Brooks B M, Rose F D, Attree E A, Elliot-Square A
School of Psychology, University of East London, UK.
Disabil Rehabil. 2002;24(11-12):622-6. doi: 10.1080/09638280110111397.
To evaluate the efficacy of using a virtual kitchen for vocational training of people with learning disabilities.
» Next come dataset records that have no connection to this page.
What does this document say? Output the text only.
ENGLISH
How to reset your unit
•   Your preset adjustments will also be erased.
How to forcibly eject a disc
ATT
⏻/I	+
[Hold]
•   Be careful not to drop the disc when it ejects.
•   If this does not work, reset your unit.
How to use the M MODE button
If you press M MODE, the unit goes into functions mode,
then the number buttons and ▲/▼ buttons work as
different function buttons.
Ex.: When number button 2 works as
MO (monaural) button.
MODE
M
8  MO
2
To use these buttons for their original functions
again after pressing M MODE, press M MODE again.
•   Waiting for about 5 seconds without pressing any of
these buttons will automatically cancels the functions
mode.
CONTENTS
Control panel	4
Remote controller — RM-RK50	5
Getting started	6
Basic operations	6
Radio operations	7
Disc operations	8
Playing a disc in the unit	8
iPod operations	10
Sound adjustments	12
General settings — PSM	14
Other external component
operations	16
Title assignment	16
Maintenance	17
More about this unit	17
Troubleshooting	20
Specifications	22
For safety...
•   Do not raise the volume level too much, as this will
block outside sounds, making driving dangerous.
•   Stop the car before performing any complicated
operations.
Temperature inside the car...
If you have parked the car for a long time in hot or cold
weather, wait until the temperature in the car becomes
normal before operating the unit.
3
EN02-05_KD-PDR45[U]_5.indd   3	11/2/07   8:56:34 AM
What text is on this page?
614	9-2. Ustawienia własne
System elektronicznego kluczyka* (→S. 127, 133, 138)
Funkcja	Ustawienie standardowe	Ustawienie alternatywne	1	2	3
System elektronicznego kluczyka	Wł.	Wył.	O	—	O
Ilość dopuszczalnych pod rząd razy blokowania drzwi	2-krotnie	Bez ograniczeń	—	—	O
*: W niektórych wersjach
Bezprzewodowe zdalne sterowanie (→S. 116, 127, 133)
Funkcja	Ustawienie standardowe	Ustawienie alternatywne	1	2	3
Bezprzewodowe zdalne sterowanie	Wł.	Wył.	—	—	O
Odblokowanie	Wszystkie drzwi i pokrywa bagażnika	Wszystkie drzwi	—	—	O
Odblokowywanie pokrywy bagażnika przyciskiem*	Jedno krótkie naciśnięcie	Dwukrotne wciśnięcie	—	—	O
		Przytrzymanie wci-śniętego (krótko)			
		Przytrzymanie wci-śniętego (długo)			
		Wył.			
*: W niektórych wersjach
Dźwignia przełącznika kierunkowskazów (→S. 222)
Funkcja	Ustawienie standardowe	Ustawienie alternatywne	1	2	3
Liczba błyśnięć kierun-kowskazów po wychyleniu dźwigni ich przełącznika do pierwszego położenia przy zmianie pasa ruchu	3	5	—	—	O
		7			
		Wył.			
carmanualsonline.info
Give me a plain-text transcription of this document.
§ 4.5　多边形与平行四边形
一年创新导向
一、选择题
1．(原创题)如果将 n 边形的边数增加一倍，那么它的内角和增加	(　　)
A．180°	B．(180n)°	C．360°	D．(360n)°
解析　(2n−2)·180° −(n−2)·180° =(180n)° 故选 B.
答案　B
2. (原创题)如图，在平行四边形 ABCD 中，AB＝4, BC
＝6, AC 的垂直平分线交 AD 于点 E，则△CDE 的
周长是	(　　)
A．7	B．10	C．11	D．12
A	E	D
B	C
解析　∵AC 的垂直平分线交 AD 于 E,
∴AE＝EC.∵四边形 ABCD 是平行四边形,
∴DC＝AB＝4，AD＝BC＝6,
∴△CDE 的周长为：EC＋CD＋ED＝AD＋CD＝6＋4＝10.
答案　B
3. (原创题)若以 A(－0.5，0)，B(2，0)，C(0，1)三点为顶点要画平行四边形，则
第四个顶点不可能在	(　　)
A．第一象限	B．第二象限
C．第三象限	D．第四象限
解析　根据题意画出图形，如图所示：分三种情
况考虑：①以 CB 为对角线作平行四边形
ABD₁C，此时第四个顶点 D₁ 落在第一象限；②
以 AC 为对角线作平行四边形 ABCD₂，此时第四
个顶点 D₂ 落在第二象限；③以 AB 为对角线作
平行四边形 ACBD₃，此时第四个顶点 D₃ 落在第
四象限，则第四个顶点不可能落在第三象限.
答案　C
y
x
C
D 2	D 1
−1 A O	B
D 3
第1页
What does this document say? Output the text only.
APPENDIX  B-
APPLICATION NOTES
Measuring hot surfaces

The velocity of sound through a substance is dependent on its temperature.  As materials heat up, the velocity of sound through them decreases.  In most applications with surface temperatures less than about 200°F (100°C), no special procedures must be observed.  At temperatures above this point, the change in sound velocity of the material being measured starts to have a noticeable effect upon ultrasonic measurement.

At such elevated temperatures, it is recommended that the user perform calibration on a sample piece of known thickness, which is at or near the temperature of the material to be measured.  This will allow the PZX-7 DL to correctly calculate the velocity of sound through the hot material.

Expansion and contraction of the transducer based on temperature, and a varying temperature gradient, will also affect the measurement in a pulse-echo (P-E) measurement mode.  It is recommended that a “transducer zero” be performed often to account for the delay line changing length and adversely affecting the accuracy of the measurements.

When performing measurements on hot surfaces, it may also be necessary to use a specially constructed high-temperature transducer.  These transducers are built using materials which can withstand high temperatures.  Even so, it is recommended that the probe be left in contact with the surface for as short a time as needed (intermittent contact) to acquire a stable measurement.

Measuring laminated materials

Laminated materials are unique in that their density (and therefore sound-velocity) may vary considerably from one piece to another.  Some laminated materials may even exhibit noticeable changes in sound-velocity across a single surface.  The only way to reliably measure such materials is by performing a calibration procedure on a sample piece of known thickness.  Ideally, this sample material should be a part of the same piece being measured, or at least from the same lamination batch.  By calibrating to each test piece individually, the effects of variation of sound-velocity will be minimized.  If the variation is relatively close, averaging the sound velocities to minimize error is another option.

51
Twenty four catering students with learning disabilities participated in the study. Half the students were currently being trained in the kitchen on which the virtual kitchen was modelled but the remaining students were unfamiliar with this kitchen. Students were first pre-tested on four food preparation tasks and identification of 12 hazards in their own training kitchens. They were subsequently trained on one food preparation task and three hazards in their own training kitchens, one food preparation task and three hazards in the virtual kitchen, and one food preparation task and three hazards in specially designed workbooks. They were then retested in their own training kitchens on all the food preparation tasks and all the hazards.
Virtual training was found to be as beneficial as real training and more beneficial than workbook and no training in the food preparation tasks. However, virtual, real and workbook training were found to be equally beneficial in the hazard identification task. Students who were unfamiliar with the kitchen on which the virtual kitchen was modelled benefited from virtual training to the same extent as students who were familiar with the kitchen.
Vocational students with learning disabilities were able to use the virtual environment and were motivated to learn using this training method. Depending on the task being trained, virtual training had a more beneficial effect on real task performance than workbook training, even when the virtual kitchen was not modelled on the real training kitchen.
评估使用虚拟厨房对学习障碍者进行职业培训的效果。
24名有学习障碍的餐饮专业学生参与了该研究。一半学生正在以虚拟厨房为蓝本的真实厨房中接受培训,而其余学生则不熟悉这个厨房。学生们首先在自己的培训厨房中就四项食物准备任务和12种危险情况的识别进行了预测试。随后,他们在自己的培训厨房中就一项食物准备任务和三种危险情况、在虚拟厨房中就一项食物准备任务和三种危险情况、以及在专门设计的练习册中就一项食物准备任务和三种危险情况接受培训。然后,他们在自己的培训厨房中就所有食物准备任务和所有危险情况进行重新测试。
发现虚拟培训与真实培训一样有益,并且在食物准备任务方面比练习册培训和无培训更有益。然而,发现在危险识别任务中,虚拟、真实和练习册培训同样有益。不熟悉以虚拟厨房为蓝本的真实厨房的学生从虚拟培训中受益的程度与熟悉该厨房的学生相同。
有学习障碍的职业学生能够使用虚拟环境,并且有动力通过这种培训方法进行学习。根据所培训的任务,即使虚拟厨房并非以真实培训厨房为蓝本,虚拟培训对实际任务表现的影响也比练习册培训更有益。